A Journey into history
Cruising the Seine
By Bob Irvine
In September, my wife Karen and I took a cruise down the Seine from Paris. With many stops along the way, our ship, the Amadante, spent a week plying the Seine before reaching Le Havre on France’s Normandy coast. We then left our ship and travelled by bus for a four-day tour of Saint-Malo in Brittany. Here are just a few highlights of our trip.
Rouen
Dominating the cobblestoned centre of Normandy’s capital is the immense Notre Dame Cathedral. Built and rebuilt over eight hundred years, the church has three towers, each with its own distinctive architectural style. Across the square and facing the cathedral for many decades was a department store. In 1892, Claude Monet asked if he could paint the cathedral from there. The manager of the ladies’ lingerie department cleared out a storage closet with a window to make space for him. The result was some 30 exquisite paintings of the cathedral, exploring the play of light on its columns and sculptures in Monet’s Impressionist style.
Strolling under the Great Clock of Rouen (originally crafted in 1389 and housed in a Renaissance arch), we reach the Old Market. Here we learn the stories of two women. The first is immensely sad: a small garden on the north side of the market marks the exact spot where Joan of Arc was burned at the stake on May 30, 1431. Her crimes? In addition to declaring her a heretic, the judge admonished the 19-year-old for leading French troops into battle while garbed in men’s clothing!
On the south side of the market is a much happier story. It involves La Couronne, the oldest inn in France, founded in 1345. It was here in 1948 that Julia Child ate what she later described as “the most exciting meal of my life” (oysters, sole meunière and a green salad). Julia then enrolled in the famous Cordon Bleu cooking school in Paris, traditionally a male bastion. In 1961, after nine years of recipe testing and research with Louisette Bertholle and Simone Beck, Julia published Mastering the Art of French Cooking, Volume 1. Coming later were Volume 2 and TV programs in which Julia invited Americans to venture with her into a world beyond mashed potatoes and meatloaf. And it all started in Rouen!
The D-Day Beaches
A trip to the Normandy beaches where Allied soldiers landed – and the nearby cemeteries where the fallen were laid to rest – is a moving and melancholy experience. The scale of this largest amphibious attack in history defies comprehension: on June 6, 1944, over 6,000 Allied vessels transported more than 130,000 soldiers across the English Channel. (Some 20,000 Allied soldiers were dropped by parachute and gliders inland behind the enemy’s beachhead positions.)
The Juno Beach Centre pays homage to the 45,000 Canadians who lost their lives during the Second World War. While at the centre, we explored the remains of a Nazi gun emplacement. We were disturbed by the commanding view that the gunners there would have had of Allied soldiers advancing on the beach before them. Of the 14,000 Canadians who landed on Juno Beach on D-Day, 340 were killed.
Saint-Malo
After passing through the massive walls of Saint-Malo at its Saint-Vincent gate, one is instantly transported back to medieval times. (Aromas from nearby restaurants serving steaming galettes bretonnes keep you firmly rooted in the 21st century.) It was from here that corsairs – pirates appointed by the King of France – pillaged foreign ships in the English Channel. It was also from here on April 20, 1534, that Jacques Cartier began his first of three voyages to explore what would become Canada. And Chateaubriand – not the roast beef tenderloin but rather François-René de Chateaubriand, the influential historian, writer, politician, and diplomat – was born here in 1768.

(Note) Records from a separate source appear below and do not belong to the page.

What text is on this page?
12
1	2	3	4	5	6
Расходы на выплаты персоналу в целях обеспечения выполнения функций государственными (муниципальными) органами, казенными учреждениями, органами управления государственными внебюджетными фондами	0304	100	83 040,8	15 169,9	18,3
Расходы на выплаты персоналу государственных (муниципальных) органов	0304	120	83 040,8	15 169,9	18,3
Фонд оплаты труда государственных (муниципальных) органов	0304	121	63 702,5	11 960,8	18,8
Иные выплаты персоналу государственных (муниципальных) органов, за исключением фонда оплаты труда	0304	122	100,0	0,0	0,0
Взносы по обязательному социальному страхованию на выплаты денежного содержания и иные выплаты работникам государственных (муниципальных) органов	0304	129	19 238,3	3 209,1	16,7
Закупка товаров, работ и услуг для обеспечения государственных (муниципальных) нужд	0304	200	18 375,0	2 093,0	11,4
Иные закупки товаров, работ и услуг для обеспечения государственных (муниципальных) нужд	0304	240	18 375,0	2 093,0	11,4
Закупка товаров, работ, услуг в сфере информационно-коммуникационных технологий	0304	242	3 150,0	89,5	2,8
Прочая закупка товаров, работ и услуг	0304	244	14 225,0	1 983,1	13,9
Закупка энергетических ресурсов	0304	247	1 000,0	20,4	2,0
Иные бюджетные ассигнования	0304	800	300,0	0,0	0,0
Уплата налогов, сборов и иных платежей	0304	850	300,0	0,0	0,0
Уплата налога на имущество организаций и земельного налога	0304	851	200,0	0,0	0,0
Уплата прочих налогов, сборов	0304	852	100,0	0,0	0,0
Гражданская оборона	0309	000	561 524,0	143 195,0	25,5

Because of its fortifications, Saint-Malo housed a major Nazi garrison and served as an important communications hub linked to Berlin. For this reason, on August 6, 1944, Allied planes bombed Saint-Malo. At the same time, 10 battalions of American artillery fired on the town. In the end, Saint-Malo was liberated but severely damaged. A major program of rebuilding after the war returned Saint-Malo to its former splendour. The town served as the setting for the Pulitzer Prize-winning novel All the Light We Cannot See by Anthony Doerr. (Netflix is currently making a series based on the novel.) Karen read the book voraciously whenever we had a free moment on our trip.
The Seine: Heart of Many Stories
These are just a few examples of sights that we saw on our Seine cruise. There are many others. On a rainy day, Karen and I explored Mont Saint-Michel, first established as a monastery in the eighth century. At his beautiful home and gardens at Giverny, Claude Monet painted his beloved waterlilies. In the town of Bayeux, the Bayeux Tapestry depicts – on embroidered cloth almost 70 metres long – the events leading up to the conquest of England by William the Conqueror at the Battle of Hastings in 1066.
Interested in exploring these and other spots, in person or as an armchair traveller? Here is a good starting point: en.normandie-tourisme.fr/discover/.
Bob Irvine is a long-time Glebite and frequent contributor to the Glebe Report.